Non basta più la solita liturgia del dolore che ogni anno i siciliani recitano durante l’estate. Occorre prendere coscienza che il primo attore di questo dramma continuo, perseverante, assurdamente perpetuato, è la Nostra Madre Terra. Chi brucia la propria madre si macchia di un delitto insanabile, imperdonabile, criminale. Chi ha assistito come me, nei giorni scorsi, al grido di dolore della natura, degli animali e degli uomini durante la distruzione di una delle vallate più belle e prospere della Sicilia, a Gangi, non può restare fermo nel declinare la propria tragedia.

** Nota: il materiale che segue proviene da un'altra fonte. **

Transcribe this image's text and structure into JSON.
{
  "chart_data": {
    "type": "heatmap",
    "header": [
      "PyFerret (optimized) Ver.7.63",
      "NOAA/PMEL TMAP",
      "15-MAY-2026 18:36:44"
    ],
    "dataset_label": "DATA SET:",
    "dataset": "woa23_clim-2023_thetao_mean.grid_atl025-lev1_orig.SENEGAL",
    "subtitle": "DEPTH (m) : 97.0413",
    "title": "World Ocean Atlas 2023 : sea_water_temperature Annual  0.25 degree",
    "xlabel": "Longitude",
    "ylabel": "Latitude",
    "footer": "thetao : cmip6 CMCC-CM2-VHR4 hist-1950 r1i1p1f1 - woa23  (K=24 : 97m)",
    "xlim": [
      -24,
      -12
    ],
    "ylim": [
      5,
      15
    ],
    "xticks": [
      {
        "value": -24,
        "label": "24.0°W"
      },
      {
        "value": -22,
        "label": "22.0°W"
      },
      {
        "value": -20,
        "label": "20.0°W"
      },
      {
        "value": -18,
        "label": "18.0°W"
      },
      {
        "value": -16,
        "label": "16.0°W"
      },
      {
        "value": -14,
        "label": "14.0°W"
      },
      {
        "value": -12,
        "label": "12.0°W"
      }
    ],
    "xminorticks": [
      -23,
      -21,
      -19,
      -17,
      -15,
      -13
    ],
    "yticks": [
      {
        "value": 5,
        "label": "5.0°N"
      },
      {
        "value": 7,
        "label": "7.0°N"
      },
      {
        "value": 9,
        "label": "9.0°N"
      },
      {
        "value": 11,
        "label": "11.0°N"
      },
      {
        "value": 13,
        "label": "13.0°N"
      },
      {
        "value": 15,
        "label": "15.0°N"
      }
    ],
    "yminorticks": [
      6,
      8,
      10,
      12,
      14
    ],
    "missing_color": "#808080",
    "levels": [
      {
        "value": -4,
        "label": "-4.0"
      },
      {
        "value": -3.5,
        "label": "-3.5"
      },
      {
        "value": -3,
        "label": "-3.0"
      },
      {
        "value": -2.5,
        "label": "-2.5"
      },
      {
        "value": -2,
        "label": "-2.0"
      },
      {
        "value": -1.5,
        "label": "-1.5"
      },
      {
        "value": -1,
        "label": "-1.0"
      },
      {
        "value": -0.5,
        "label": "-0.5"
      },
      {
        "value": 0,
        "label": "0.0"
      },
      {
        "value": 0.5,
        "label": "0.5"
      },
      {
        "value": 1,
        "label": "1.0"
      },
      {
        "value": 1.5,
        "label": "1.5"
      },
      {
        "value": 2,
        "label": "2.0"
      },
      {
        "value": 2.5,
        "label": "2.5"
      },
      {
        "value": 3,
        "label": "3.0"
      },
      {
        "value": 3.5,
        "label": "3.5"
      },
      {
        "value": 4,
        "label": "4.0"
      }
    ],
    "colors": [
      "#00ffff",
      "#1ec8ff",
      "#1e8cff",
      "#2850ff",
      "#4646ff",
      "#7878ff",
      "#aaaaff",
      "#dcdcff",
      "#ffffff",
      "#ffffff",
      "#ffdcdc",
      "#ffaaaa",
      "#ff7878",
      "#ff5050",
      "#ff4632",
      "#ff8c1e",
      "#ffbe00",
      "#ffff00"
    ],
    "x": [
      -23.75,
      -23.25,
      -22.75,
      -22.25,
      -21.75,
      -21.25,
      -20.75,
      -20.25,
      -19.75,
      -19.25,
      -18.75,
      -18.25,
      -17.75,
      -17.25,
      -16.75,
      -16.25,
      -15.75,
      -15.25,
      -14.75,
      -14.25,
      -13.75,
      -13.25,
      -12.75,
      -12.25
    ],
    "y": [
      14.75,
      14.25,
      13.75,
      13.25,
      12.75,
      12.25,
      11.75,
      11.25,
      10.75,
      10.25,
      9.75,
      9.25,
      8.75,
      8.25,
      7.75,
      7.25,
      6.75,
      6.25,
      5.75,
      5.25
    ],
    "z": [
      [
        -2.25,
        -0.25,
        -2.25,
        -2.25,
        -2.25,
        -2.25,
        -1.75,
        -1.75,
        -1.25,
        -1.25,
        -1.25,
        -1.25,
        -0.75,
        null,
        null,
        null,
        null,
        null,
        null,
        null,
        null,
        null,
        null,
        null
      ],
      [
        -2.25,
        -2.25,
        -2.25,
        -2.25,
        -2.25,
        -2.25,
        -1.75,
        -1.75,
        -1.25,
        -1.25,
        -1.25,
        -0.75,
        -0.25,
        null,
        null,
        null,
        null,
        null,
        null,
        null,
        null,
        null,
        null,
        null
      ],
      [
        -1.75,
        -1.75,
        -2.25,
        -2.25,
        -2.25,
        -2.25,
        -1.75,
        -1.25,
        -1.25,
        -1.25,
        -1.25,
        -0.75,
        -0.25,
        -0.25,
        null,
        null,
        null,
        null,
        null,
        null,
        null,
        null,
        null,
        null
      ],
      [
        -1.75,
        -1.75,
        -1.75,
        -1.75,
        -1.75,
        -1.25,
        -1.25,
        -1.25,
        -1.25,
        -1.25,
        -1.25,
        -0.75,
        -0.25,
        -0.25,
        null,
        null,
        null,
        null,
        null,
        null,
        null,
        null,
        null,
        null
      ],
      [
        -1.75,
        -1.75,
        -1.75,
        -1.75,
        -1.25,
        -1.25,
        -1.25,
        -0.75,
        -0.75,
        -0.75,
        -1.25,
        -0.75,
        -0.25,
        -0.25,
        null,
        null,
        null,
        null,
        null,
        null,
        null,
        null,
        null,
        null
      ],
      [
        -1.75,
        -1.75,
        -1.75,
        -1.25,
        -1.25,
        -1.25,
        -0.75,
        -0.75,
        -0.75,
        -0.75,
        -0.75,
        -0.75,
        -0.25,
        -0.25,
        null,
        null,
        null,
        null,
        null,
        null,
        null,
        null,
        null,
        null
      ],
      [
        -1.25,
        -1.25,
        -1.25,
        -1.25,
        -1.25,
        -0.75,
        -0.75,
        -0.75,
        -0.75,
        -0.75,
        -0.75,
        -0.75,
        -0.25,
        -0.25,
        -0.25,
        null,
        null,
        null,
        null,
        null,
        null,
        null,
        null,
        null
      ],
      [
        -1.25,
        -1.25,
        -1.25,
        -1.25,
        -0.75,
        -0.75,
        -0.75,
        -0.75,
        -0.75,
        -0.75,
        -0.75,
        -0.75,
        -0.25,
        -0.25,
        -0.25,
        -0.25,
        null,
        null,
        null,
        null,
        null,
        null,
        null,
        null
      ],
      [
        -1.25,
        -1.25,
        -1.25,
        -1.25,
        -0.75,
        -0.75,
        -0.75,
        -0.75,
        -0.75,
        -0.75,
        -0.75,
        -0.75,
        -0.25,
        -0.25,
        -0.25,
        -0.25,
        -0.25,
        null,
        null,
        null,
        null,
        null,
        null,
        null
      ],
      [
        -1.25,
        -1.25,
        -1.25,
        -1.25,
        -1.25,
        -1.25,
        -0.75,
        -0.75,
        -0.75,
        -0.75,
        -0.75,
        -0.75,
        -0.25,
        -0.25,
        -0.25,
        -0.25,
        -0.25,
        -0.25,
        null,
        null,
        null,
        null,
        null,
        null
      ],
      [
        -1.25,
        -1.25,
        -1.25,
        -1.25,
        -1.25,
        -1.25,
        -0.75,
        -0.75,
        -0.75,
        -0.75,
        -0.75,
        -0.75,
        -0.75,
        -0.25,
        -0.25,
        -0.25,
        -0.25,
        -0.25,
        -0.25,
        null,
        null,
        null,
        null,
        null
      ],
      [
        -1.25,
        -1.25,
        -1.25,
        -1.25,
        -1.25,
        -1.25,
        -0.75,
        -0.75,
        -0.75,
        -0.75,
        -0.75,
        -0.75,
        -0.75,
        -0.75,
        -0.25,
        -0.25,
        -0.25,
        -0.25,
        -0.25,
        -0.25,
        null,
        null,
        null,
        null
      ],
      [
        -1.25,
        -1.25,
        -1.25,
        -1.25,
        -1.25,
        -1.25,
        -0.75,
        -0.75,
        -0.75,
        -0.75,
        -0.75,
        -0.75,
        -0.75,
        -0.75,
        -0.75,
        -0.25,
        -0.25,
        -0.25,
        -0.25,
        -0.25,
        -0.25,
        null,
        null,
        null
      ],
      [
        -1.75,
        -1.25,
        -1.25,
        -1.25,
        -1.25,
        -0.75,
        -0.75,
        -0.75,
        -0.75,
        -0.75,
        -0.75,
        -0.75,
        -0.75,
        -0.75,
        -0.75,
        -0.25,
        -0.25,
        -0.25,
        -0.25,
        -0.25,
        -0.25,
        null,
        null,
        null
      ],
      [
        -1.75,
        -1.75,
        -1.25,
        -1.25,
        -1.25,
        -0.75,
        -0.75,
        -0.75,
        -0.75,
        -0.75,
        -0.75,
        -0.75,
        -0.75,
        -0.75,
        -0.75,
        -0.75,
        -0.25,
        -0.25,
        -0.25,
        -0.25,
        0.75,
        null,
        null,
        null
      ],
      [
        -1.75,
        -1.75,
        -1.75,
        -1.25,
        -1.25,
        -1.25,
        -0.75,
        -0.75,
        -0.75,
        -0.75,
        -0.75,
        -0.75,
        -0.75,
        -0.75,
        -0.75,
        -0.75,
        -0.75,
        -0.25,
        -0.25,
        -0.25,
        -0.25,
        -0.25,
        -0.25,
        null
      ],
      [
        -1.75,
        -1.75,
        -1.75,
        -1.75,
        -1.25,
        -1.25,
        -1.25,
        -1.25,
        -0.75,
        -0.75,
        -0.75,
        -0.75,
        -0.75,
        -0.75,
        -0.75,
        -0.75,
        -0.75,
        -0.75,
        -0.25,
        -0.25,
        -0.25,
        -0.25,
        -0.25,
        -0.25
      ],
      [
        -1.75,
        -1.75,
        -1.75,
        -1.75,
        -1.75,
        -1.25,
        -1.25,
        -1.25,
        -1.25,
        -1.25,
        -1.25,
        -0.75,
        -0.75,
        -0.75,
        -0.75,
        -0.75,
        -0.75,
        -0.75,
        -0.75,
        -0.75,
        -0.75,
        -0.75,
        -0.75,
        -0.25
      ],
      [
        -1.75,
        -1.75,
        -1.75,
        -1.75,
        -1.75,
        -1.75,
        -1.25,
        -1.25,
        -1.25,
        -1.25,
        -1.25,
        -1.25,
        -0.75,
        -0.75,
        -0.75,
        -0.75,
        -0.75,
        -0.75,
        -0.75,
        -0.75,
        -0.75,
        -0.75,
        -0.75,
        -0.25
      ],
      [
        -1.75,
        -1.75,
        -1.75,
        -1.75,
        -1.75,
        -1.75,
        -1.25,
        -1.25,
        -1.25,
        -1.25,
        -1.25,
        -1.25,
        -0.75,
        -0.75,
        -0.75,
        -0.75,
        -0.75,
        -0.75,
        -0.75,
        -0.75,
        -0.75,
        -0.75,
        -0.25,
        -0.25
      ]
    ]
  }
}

La prima iniziativa da intraprendere, attraverso la partecipazione di tutti, è l’immediata revisione dell’art.432 bis del codice di procedura penale che prevede pene lievi come piume e, spessissimo, inapplicabili. Per fare la bellezza di un territorio, per costruire la sua armonia, per far crescere un bosco, una faggeta, un mandorleto, un uliveto e tutto quanto partecipa allo sforzo di questa bellezza, ci vogliono generazioni, pazienza, attesa, atti di fede. Non si può soltanto dire calamità. Ecco perché gli autori di questi incendi devono essere puniti come alla stregua di criminali di guerra, attori di un genocidio della natura. Chi, come me, ha assistito nella vallata di Montededaro, Chianazze, Prato, Cavaliere, Trebrazzi, Rainò, Abate, allo gemere di querce incendiate, castagni secolari crollati come paglie, case distrutte, fienili svaporati insieme al lamento degli animali sgomenti o morti durante una fuga vana, pianti di uomini impotenti contro la furia del fuoco, non può soltanto assommare il proprio dolore. Occorrono iniziative forti e civili, capaci di cambiare le norme e le regole del “gioco”. Non bastano gli aiuti e lo stato di calamità se autori di questa immane ed insanabile tragedia sono le mani di uomini malvagi. Vanno puniti severamente e senza appelli.

Così da rivedere è il piano della prevenzione che non può essere avviata ad estate in corso. 38.000 uomini della forestale sono sufficienti. Che vengano formati e stabilizzati, che diventino un esercito di professionisti e non solo ricettacolo di consenso politico e assistenziale. Che si forniscano di mezzi idonei ma anche di controllo sulle attività che svolgono, che raggiungano gli obiettivi di un programma serio e reale di lotta agli incendiari.

Non si può continuare cosi. L’irreversibile e pianificata distruzione è arrivata a un punto di non ritorno. Se continuerà così, lasceremo in eredità alle prossime generazioni, al posto di un’isola straordinariamente bella, la Sicilia, un deserto, solo un deserto dove neanche gli eremiti vorranno abitare. Non si può più piangere ma agire con una pianificazione vera e operosa, sebbene gli spettatori innocenti di questa criminale operazione, sono gli allevatori, gli animali, le fattorie, la fatica quotidiana, la perseveranza nel coltivare la propria terra, gli alberi e la fauna presente. Il vittimismo dei politici e degli amministratori non è più credibile. L’albero si giudica dai frutti che dà. I risultati contano. Che tutti si facciano portavoce di un cambio di rotta, se veramente si vuole orgogliosamente, appartenere alla Sicilia con onore. Gangi risorgerà e anche il resto delle Madonie. Ma non si può più aspettare.